197, 210 (1997). Due regard is given to the agency's expertise,
Ford v. Bd. of Review, 287 N.J. Super. 281, 283 (App. Div. 1996),
and the agency's determination will not be disturbed absent a
finding that it was "arbitrary, capricious, or unreasonable."
Brady, supra, 152 N.J. at 210. "Failure to address critical
issues, or to analyze the evidence in light of those issues,
renders the agency's decision arbitrary and capricious and is
grounds for reversal." Green v. State Health Benefits Comm'n, 373
N.J. Super. 408, 415 (2004).
N.J.S.A. 43:21-16(d) generally "requires the full repayment
of unemployment benefits received by an individual who, for any
reason, regardless of good faith, was not actually entitled to
those benefits." Bannan v. Bd. of Review, 299 N.J. Super. 671,
6 A-4255-15T3
674 (App. Div. 1997). The regulations do, however, permit the
Director to waive repayment of benefits when the recipient did not
misrepresent or conceal any material facts and reimbursement
"would be patently contrary to the principles of equity." N.J.A.C.
12:17-14.2(a). At the insistence of the Board, we have agreed in
the past that a repayment, or "refund issue", decision must be
made by the Director and not the Board.
[I]n arguing before us that the refund issue
is not properly before us, counsel for the
Board bottoms that argument on the fact that
"the Director . . . has not yet considered the
matter." (Emphasis supplied.)
We agree with the Board's position to the
extent it insists the clear statutory
authority for the ordering of refunds reposes
solely, exclusively and personally in the
Director. N.J.S.A. 43:21-16(d).
[Howard v. Bd. of Review, 173 N.J. Super. 196,
202 (App. Div. 1980).]
N.J.S.A. 43:21-16(d) contains language requiring repayment,
"unless the director (with the concurrence of the controller)

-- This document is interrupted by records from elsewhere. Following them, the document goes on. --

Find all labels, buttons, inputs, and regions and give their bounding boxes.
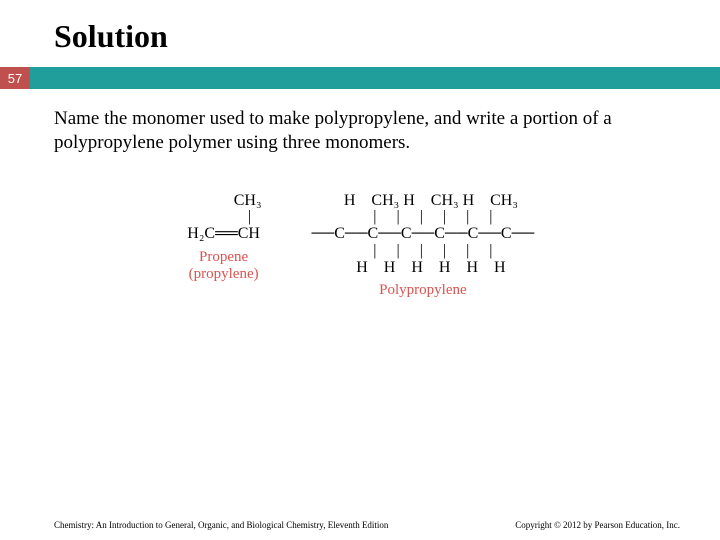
footer-right: Copyright © 2012 by Pearson Education, I…	[515, 520, 680, 530]
monomer-block: CH₃ | H₂C══CH Propene (propylene)	[186, 193, 262, 300]
footer-left: Chemistry: An Introduction to General, O…	[54, 520, 388, 530]
monomer-name1: Propene	[199, 249, 248, 265]
polymer-structure: H CH₃ H CH₃ H CH₃ | | | | | | ──C──C──C─…	[312, 193, 535, 277]
monomer-structure: CH₃ | H₂C══CH	[186, 193, 262, 243]
page-number-badge: 57	[0, 67, 30, 89]
polymer-caption: Polypropylene	[312, 282, 535, 299]
chemical-diagram: CH₃ | H₂C══CH Propene (propylene) H CH₃ …	[0, 193, 720, 300]
footer: Chemistry: An Introduction to General, O…	[0, 520, 720, 530]
body-text: Name the monomer used to make polypropyl…	[0, 89, 720, 155]
polymer-block: H CH₃ H CH₃ H CH₃ | | | | | | ──C──C──C─…	[312, 193, 535, 300]
polymer-name: Polypropylene	[379, 282, 467, 298]
monomer-caption: Propene (propylene)	[186, 249, 262, 283]
monomer-name2: (propylene)	[189, 266, 259, 282]
slide-title: Solution	[0, 0, 720, 67]
header-bar: 57	[0, 67, 720, 89]
accent-bar	[30, 67, 720, 89]
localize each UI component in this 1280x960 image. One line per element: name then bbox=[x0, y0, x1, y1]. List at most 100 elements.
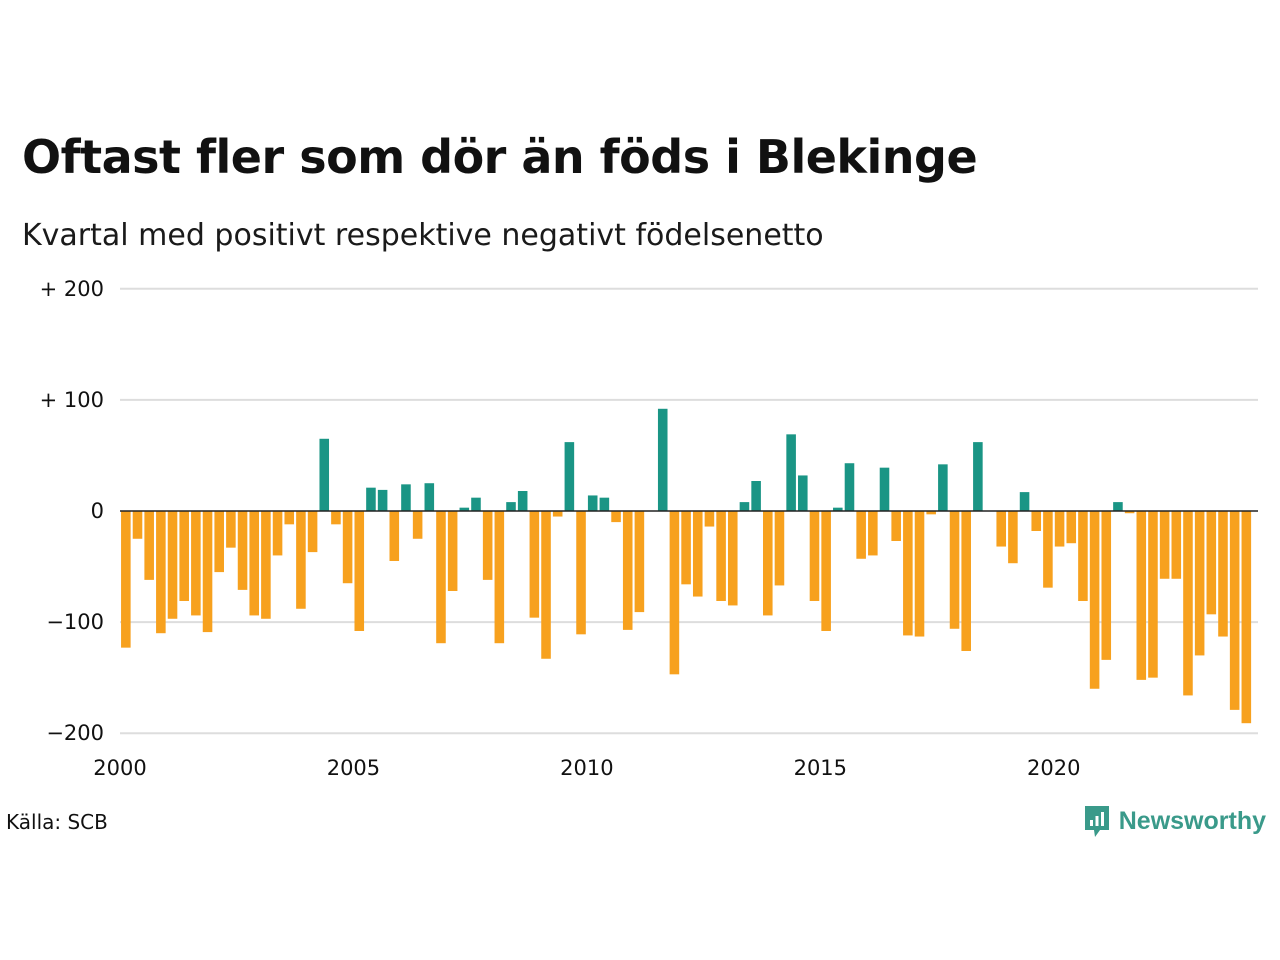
bar-negative bbox=[704, 511, 715, 527]
bar-negative bbox=[809, 511, 820, 601]
bar-negative bbox=[727, 511, 738, 606]
source-note: Källa: SCB bbox=[6, 810, 108, 834]
bar-positive bbox=[506, 502, 516, 511]
bar-negative bbox=[272, 511, 283, 556]
bar-negative bbox=[389, 511, 400, 561]
bar-negative bbox=[1229, 511, 1240, 710]
x-tick-label: 2015 bbox=[794, 756, 847, 780]
bar-negative bbox=[1218, 511, 1228, 637]
bar-negative bbox=[763, 511, 773, 616]
bar-negative bbox=[296, 511, 306, 609]
bar-positive bbox=[471, 497, 481, 511]
y-tick-label: −100 bbox=[46, 610, 104, 634]
chart-subtitle: Kvartal med positivt respektive negativt… bbox=[22, 218, 824, 253]
bar-negative bbox=[1124, 511, 1135, 514]
bar-positive bbox=[879, 467, 890, 511]
bar-negative bbox=[634, 511, 645, 613]
bar-negative bbox=[1101, 511, 1112, 660]
bar-negative bbox=[412, 511, 423, 539]
bar-negative bbox=[1136, 511, 1147, 680]
bar-positive bbox=[1019, 492, 1030, 511]
bar-negative bbox=[249, 511, 260, 616]
bar-negative bbox=[191, 511, 201, 616]
bar-negative bbox=[179, 511, 189, 601]
bar-positive bbox=[599, 497, 610, 511]
bar-negative bbox=[891, 511, 901, 541]
bar-negative bbox=[1078, 511, 1088, 601]
bars-layer bbox=[121, 408, 1252, 724]
bar-negative bbox=[821, 511, 831, 631]
bar-negative bbox=[354, 511, 365, 631]
y-tick-label: 0 bbox=[91, 499, 104, 523]
bar-negative bbox=[436, 511, 446, 644]
bar-negative bbox=[1043, 511, 1053, 588]
bar-positive bbox=[973, 442, 983, 511]
bar-positive bbox=[938, 464, 948, 511]
bar-negative bbox=[237, 511, 248, 590]
bar-negative bbox=[961, 511, 971, 651]
bar-negative bbox=[202, 511, 213, 633]
bar-positive bbox=[751, 481, 761, 511]
bar-negative bbox=[529, 511, 540, 618]
axis-layer: + 200 + 100 0 −100 −200 2000 2005 2010 2015 2020 bbox=[40, 277, 1258, 780]
brand-name: Newsworthy bbox=[1118, 806, 1266, 835]
bar-negative bbox=[144, 511, 154, 580]
brand-logo[interactable]: Newsworthy bbox=[1083, 804, 1266, 838]
bar-positive bbox=[517, 491, 528, 511]
bar-positive bbox=[844, 463, 855, 511]
bar-negative bbox=[541, 511, 551, 659]
y-tick-label: + 100 bbox=[40, 388, 104, 412]
bar-negative bbox=[226, 511, 236, 548]
x-tick-label: 2005 bbox=[327, 756, 380, 780]
bar-negative bbox=[552, 511, 563, 517]
bar-negative bbox=[1066, 511, 1077, 544]
bar-negative bbox=[622, 511, 633, 630]
bar-negative bbox=[774, 511, 785, 586]
bar-positive bbox=[377, 489, 388, 511]
bar-negative bbox=[716, 511, 726, 601]
bar-negative bbox=[1241, 511, 1252, 724]
bar-positive bbox=[786, 434, 796, 511]
bar-negative bbox=[1148, 511, 1158, 678]
bar-negative bbox=[1089, 511, 1100, 689]
bar-negative bbox=[1054, 511, 1065, 547]
bar-negative bbox=[1183, 511, 1193, 696]
bar-negative bbox=[949, 511, 960, 629]
bar-negative bbox=[482, 511, 493, 580]
y-tick-label: −200 bbox=[46, 721, 104, 745]
y-tick-label: + 200 bbox=[40, 277, 104, 301]
bar-negative bbox=[1206, 511, 1217, 615]
bar-negative bbox=[1159, 511, 1170, 579]
bar-negative bbox=[576, 511, 586, 635]
bar-negative bbox=[121, 511, 131, 648]
x-tick-label: 2010 bbox=[560, 756, 613, 780]
bar-negative bbox=[331, 511, 341, 525]
chart-title: Oftast fler som dör än föds i Blekinge bbox=[22, 130, 978, 184]
bar-negative bbox=[1171, 511, 1182, 579]
bar-positive bbox=[564, 442, 575, 511]
bar-positive bbox=[739, 502, 750, 511]
bar-negative bbox=[868, 511, 878, 556]
bar-positive bbox=[459, 507, 470, 511]
grid-layer bbox=[120, 287, 1258, 735]
bar-negative bbox=[926, 511, 936, 515]
bar-positive bbox=[401, 484, 411, 511]
bar-negative bbox=[261, 511, 271, 619]
bar-negative bbox=[342, 511, 353, 584]
bar-negative bbox=[1194, 511, 1205, 656]
bar-negative bbox=[681, 511, 691, 585]
bar-negative bbox=[307, 511, 318, 553]
bar-negative bbox=[494, 511, 505, 644]
bar-positive bbox=[798, 475, 808, 511]
bar-negative bbox=[611, 511, 621, 523]
bar-negative bbox=[447, 511, 458, 591]
bar-negative bbox=[856, 511, 866, 559]
newsworthy-chart-bubble-icon bbox=[1084, 806, 1109, 837]
bar-positive bbox=[587, 495, 598, 511]
bar-negative bbox=[692, 511, 703, 597]
bar-negative bbox=[1031, 511, 1042, 531]
bar-positive bbox=[1113, 502, 1123, 511]
bar-negative bbox=[996, 511, 1007, 547]
bar-positive bbox=[424, 483, 435, 511]
bar-negative bbox=[284, 511, 295, 525]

directs otherwise by regulation." The regulation, N.J.A.C. 12:17-
14.2(d), covering the waiver of repayment, states:
For purposes of determining . . . whether the
recovery of the overpayment would be "patently
contrary to the principles of equity," the
Director and Controller shall consider whether
the terms of a reasonable repayment schedule
would result in economic hardship to the
claimant.
7 A-4255-15T3
Thus, the Director and not the Appeals Tribunal must make the
initial equitable decision.
When we remanded to the Director to make an equitable waiver
determination without consideration of Byrd's forced full
repayment, we expected the Director to comply. Byrd suggests we
should now exercise original jurisdiction to order a refund. R.
2:10-5. We choose instead to remand again, with the hope that the
Director will follow our clear instructions. The Director must
make an equitable waiver analysis as of the time of the initial
waiver application. Our direction should be followed unless
successfully appealed to a higher court. An agency's powers on
remand depend upon the contents of the court's remand order, which
the agency must obey precisely; to that extent the court's remand
instructions become the "law of the case."

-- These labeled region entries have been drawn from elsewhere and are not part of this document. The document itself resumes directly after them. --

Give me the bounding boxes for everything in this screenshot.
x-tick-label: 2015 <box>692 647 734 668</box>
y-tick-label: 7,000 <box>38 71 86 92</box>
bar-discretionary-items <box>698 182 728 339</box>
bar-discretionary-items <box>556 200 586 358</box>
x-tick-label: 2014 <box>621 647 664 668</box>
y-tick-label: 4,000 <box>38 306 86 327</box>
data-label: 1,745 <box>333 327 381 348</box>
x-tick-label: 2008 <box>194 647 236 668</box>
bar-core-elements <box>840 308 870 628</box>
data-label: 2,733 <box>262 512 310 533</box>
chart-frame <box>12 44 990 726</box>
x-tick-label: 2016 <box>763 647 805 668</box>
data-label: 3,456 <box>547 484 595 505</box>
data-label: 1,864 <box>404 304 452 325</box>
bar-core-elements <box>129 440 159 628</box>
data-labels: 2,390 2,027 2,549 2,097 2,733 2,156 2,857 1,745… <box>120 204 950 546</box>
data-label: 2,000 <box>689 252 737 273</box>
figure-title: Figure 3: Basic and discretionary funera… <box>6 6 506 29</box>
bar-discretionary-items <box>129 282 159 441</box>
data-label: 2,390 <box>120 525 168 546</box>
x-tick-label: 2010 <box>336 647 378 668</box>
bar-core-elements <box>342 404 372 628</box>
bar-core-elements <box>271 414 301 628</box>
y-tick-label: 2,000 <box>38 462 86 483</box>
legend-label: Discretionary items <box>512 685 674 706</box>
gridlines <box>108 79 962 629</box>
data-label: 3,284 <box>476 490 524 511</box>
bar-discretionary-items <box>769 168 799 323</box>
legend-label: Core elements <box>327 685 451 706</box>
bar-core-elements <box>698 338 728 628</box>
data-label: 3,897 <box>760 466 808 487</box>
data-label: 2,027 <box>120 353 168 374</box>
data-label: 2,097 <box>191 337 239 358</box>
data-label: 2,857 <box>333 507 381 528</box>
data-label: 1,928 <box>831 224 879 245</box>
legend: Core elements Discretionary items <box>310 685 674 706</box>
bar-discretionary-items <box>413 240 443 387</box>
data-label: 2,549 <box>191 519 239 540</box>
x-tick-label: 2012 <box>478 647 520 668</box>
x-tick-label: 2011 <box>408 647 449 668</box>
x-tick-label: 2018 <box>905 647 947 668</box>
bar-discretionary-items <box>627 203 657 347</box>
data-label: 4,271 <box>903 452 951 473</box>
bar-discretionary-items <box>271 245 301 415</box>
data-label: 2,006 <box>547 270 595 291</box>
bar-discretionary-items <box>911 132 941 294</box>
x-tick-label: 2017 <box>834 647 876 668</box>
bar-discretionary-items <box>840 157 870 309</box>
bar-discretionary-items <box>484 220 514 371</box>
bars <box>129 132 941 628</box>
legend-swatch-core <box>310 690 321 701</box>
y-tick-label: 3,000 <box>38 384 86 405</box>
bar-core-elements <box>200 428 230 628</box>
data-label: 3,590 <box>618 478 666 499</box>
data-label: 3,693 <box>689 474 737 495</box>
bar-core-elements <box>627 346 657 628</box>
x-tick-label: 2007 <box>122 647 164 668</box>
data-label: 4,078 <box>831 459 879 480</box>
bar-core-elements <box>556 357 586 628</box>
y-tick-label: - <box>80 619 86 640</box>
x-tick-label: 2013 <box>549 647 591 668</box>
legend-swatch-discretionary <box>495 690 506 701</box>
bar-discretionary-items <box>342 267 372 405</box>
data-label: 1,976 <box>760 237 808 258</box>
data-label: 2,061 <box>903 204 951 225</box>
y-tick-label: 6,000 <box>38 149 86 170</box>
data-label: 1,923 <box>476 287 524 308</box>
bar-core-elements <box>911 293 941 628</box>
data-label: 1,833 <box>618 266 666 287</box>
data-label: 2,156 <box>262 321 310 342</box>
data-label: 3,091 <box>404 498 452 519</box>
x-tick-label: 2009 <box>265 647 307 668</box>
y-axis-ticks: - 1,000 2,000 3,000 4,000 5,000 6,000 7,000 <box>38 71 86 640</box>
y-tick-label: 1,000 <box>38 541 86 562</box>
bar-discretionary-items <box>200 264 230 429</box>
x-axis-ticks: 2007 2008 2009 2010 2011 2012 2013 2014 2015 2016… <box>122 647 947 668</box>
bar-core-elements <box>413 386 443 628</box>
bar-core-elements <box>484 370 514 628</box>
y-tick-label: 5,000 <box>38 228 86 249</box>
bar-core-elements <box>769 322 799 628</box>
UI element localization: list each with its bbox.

Trantino v. N.J. State Parole Bd., 331 N.J. Super. 577, 606 (App.
Div. 2000) (quoting Lowenstein v. Newark Bd. of Educ., 35 N.J. 94,
116-17 (1961)).
The Director should consider in the equitable equation the
benefits, if any, Byrd would have received for the relevant time
periods had the agency placed Byrd into the correct benefits
program. Under no circumstances should Byrd suffer adverse
economic consequences due to the error of an agency employee.
Thus, regardless of equitable considerations, Byrd should be given
8 A-4255-15T3
a refund for any benefits he repaid that he would have received
had his application been processed properly.
Reversed and remanded. We do not retain jurisdiction.